Mon propos n’est pas ici de me prononcer pour ou contre un État palestinien ou israélien viable, ou de botter en touche (certes, idéalement, un seul État… plus idéal que la Belgique…). Mais cette question ne doit pas occulter le nécessaire débat (à défaut de vrai dialogue) qu’il va bien falloir instaurer entre la gauche et la droite, y compris avec certains partisans de Jeanne-Marine Le Pen, parce que les sympathisantes et sympathisants du FN ne sont plus tout à fait aujourd’hui les mêmes qu’hier. Les analyses électorales, en divers pays européens, doivent y inciter.

 

Du point de vue de l’application de la loi Gayssot, le cas d’Alima Boumediene-Thiery peut évoquer celui de Vincent Reynouard (militant négationniste, sur le cas duquel Noam Chomsky s’est exprimé). Sur un tel débat comme pour d’autres, gardons-nous d’instrumentaliser tant les Israéliennes que les Palestiniens, tant les Israéliens que les Palestiniennes.

 

Mais ne soyons pas neutres pour autant.
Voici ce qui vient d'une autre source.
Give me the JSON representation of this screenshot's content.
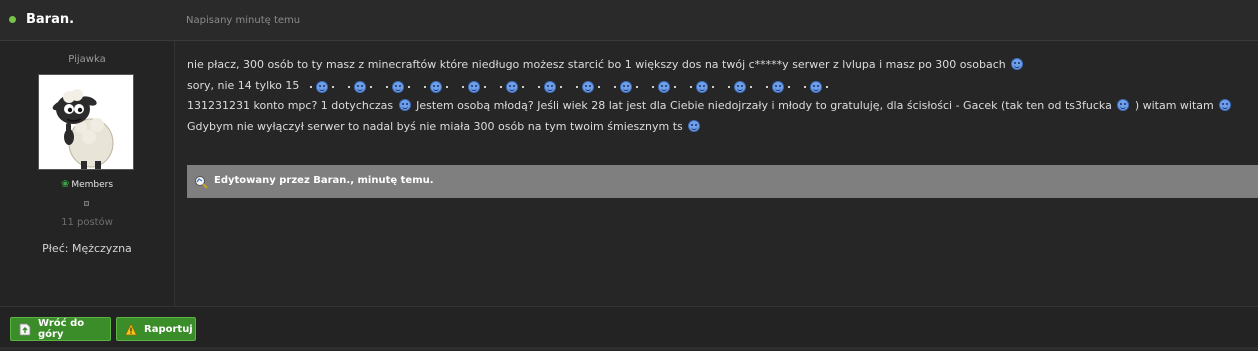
{
  "header": {
    "author": "Baran.",
    "posted": "Napisany minutę temu"
  },
  "sidebar": {
    "rank_title": "Pijawka",
    "group": "Members",
    "post_count": "11 postów",
    "gender": "Płeć: Mężczyzna"
  },
  "post": {
    "line1": "nie płacz, 300 osób to ty masz z minecraftów które niedługo możesz starcić bo 1 większy dos na twój c*****y serwer z lvlupa i masz po 300 osobach",
    "line2": "sory, nie 14 tylko 15",
    "line3_a": "131231231 konto mpc? 1 dotychczas",
    "line3_b": "Jestem osobą młodą? Jeśli wiek 28 lat jest dla Ciebie niedojrzały i młody to gratuluję, dla ścisłości - Gacek (tak ten od ts3fucka",
    "line3_c": ") witam witam",
    "line4": "Gdybym nie wyłączył serwer to nadal byś nie miała 300 osób na tym twoim śmiesznym ts",
    "edited": "Edytowany przez Baran., minutę temu."
  },
  "footer": {
    "back_to_top": "Wróć do góry",
    "report": "Raportuj"
  },
  "icons": {
    "smiley": "smiley-icon",
    "group": "group-icon",
    "edit": "edit-icon",
    "up": "up-icon",
    "warning": "warning-icon"
  },
  "colors": {
    "accent_green": "#3b8d2a",
    "online": "#79c24a",
    "edited_bar": "#7f7f7f"
  }
}
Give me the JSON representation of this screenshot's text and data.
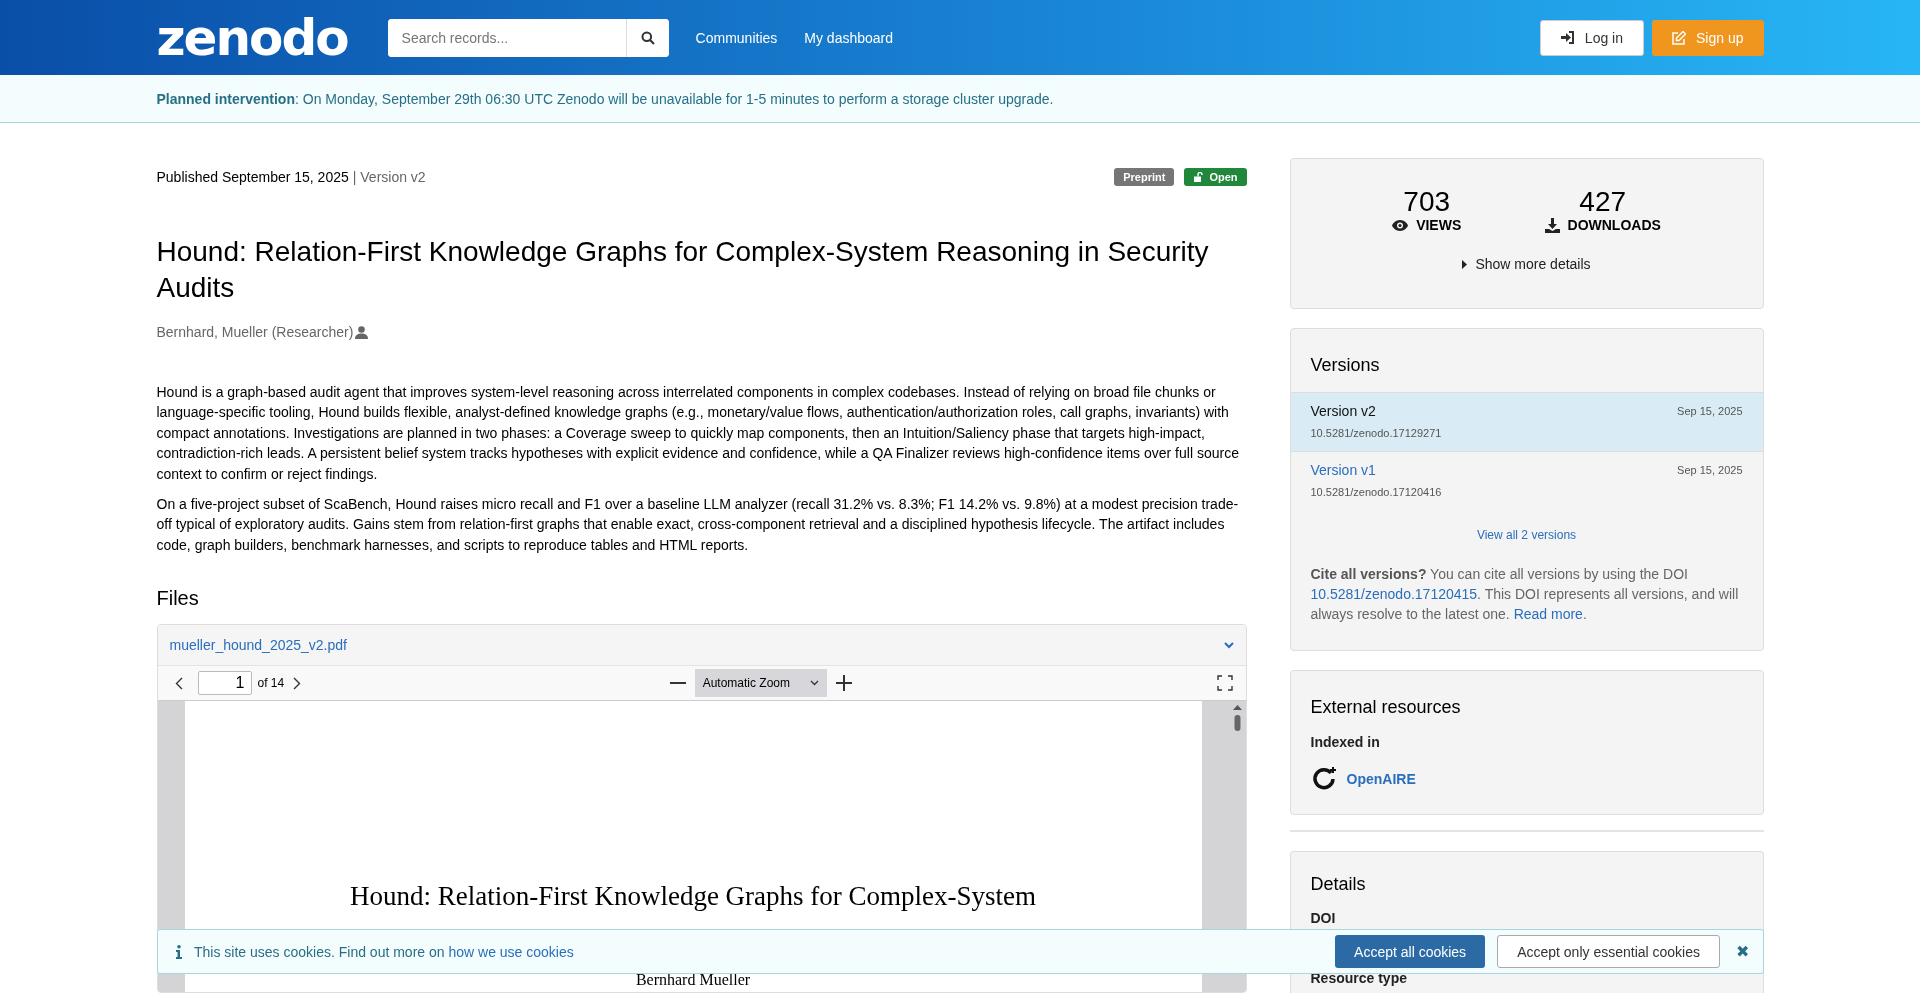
{
  "header": {
    "logo": "zenodo",
    "search": {
      "placeholder": "Search records..."
    },
    "nav": [
      "Communities",
      "My dashboard"
    ],
    "login": "Log in",
    "signup": "Sign up"
  },
  "banner": {
    "title": "Planned intervention",
    "text": ": On Monday, September 29th 06:30 UTC Zenodo will be unavailable for 1-5 minutes to perform a storage cluster upgrade."
  },
  "record": {
    "published": "Published September 15, 2025",
    "version": "| Version v2",
    "badges": [
      {
        "label": "Preprint",
        "kind": "type"
      },
      {
        "label": "Open",
        "kind": "access"
      }
    ],
    "title": "Hound: Relation-First Knowledge Graphs for Complex-System Reasoning in Security Audits",
    "author": "Bernhard, Mueller (Researcher)",
    "abstract": [
      "Hound is a graph-based audit agent that improves system-level reasoning across interrelated components in complex codebases. Instead of relying on broad file chunks or language-specific tooling, Hound builds flexible, analyst-defined knowledge graphs (e.g., monetary/value flows, authentication/authorization roles, call graphs, invariants) with compact annotations. Investigations are planned in two phases: a Coverage sweep to quickly map components, then an Intuition/Saliency phase that targets high-impact, contradiction-rich leads. A persistent belief system tracks hypotheses with explicit evidence and confidence, while a QA Finalizer reviews high-confidence items over full source context to confirm or reject findings.",
      "On a five-project subset of ScaBench, Hound raises micro recall and F1 over a baseline LLM analyzer (recall 31.2% vs. 8.3%; F1 14.2% vs. 9.8%) at a modest precision trade-off typical of exploratory audits. Gains stem from relation-first graphs that enable exact, cross-component retrieval and a disciplined hypothesis lifecycle. The artifact includes code, graph builders, benchmark harnesses, and scripts to reproduce tables and HTML reports."
    ]
  },
  "files": {
    "heading": "Files",
    "filename": "mueller_hound_2025_v2.pdf",
    "page": "1",
    "page_count": "of 14",
    "zoom": "Automatic Zoom",
    "pdf_title": "Hound: Relation-First Knowledge Graphs for Complex-System",
    "pdf_author": "Bernhard Mueller"
  },
  "stats": [
    {
      "value": "703",
      "label": "VIEWS",
      "kind": "views"
    },
    {
      "value": "427",
      "label": "DOWNLOADS",
      "kind": "downloads"
    }
  ],
  "show_more": "Show more details",
  "versions": {
    "heading": "Versions",
    "items": [
      {
        "label": "Version v2",
        "date": "Sep 15, 2025",
        "doi": "10.5281/zenodo.17129271",
        "selected": true
      },
      {
        "label": "Version v1",
        "date": "Sep 15, 2025",
        "doi": "10.5281/zenodo.17120416",
        "selected": false
      }
    ],
    "view_all": "View all 2 versions",
    "cite": "**Cite all versions?** You can cite all versions by using the DOI",
    "cite_doi": "10.5281/zenodo.17120415",
    "cite_rest": ". This DOI represents all versions, and will always resolve to the latest one.",
    "read_more": "Read more",
    "cite_end": "."
  },
  "external": {
    "heading": "External resources",
    "indexed": "Indexed in",
    "source": "OpenAIRE"
  },
  "details": {
    "heading": "Details",
    "fields": [
      "DOI",
      "Resource type"
    ]
  },
  "cookies": {
    "text": "This site uses cookies. Find out more on",
    "link": "how we use cookies",
    "accept_all": "Accept all cookies",
    "accept_essential": "Accept only essential cookies",
    "close": "✖"
  }
}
Pour conclure en évoquant autre chose, et un peu « élargir », je signale que la pétition « Nesma, réfugiée libyenne lesbienne, doit rester en France », a été lancée. Les encore fréquentables sympathisantes et sympathisants de Riposte laïque, même s’ils sont modérément homophobes, vont-ils la signer ? En compagnie, de par exemple, le Mouvement des Jeunes Socialistes de Charente Maritime ? Et le Collectif du PCF contre les discriminations des personnes LGBT ? On verra… En tout cas, ce ne sera pas aux côtés de  Forsane Alizza (groupe islamiste qui dissuade tout démocrate de se joindre aux manifestations pro-palestiniennes qu’il « anime »).